Agentic LLMs as Powerful Deanonymizers: Re-identification of Participants in the Anthropic Interviewer Dataset
Tianshi Li
TL;DR
The paper investigates privacy risks in releasing rich qualitative data via the Anthropic Interviewer dataset, demonstrating that agentic LLMs with web search can re-identify participants by linking transcripts to publications. Using a two-stage, web-augmented attack focused on scientist interviews, the study re-identifies 6 of 24 transcripts with very high confidence, underscoring a low barrier and low cost for such attacks. The findings highlight serious privacy harms for participants and call for mitigations, stronger data governance, and responsible disclosure practices in the era of powerful LLM agents. Overall, the work cautions the research community about de-anonymization risks in qualitative data and provides concrete directions for safeguarding future data releases.
Abstract
On December 4, 2025, Anthropic released Anthropic Interviewer, an AI tool for running qualitative interviews at scale, along with a public dataset of 1,250 interviews with professionals, including 125 scientists, about their use of AI for research. Focusing on the scientist subset, I show that widely available LLMs with web search and agentic capabilities can link six out of twenty-four interviews to specific scientific works, recovering associated authors and, in some cases, uniquely identifying the interviewees.
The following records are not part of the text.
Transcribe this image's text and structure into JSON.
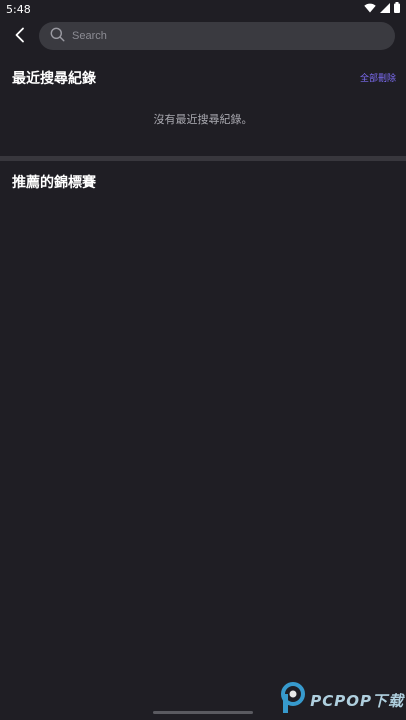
{
  "status_bar": {
    "time": "5:48",
    "icons": [
      "wifi-icon",
      "signal-icon",
      "battery-icon"
    ]
  },
  "top_bar": {
    "back_icon": "chevron-left-icon",
    "search_placeholder": "Search",
    "search_value": ""
  },
  "recent": {
    "title": "最近搜尋紀錄",
    "delete_all_label": "全部刪除",
    "empty_message": "沒有最近搜尋紀錄。"
  },
  "recommended": {
    "title": "推薦的錦標賽"
  },
  "watermark": {
    "text": "PCPOP下载"
  },
  "colors": {
    "background": "#1f1e24",
    "search_bg": "#3a3a40",
    "divider": "#38373d",
    "accent": "#7c6cf2",
    "muted_text": "#a9a9b0"
  }
}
My contribution is to show that modern LLM-based agents make such re-identification attacks easy and low-effort: off-the-shelf tools can, with a few natural-language prompts, search the web, cross-reference details, and propose likely matches, effectively lowering the technical barrier. Existing safeguards can be bypassed by breaking down the re-identification into benign tasks. I outline the attack at a high level, discuss implications for releasing rich qualitative data in the age of LLM agents, and propose mitigation recommendations and open problems. I have notified Anthropic of my findings.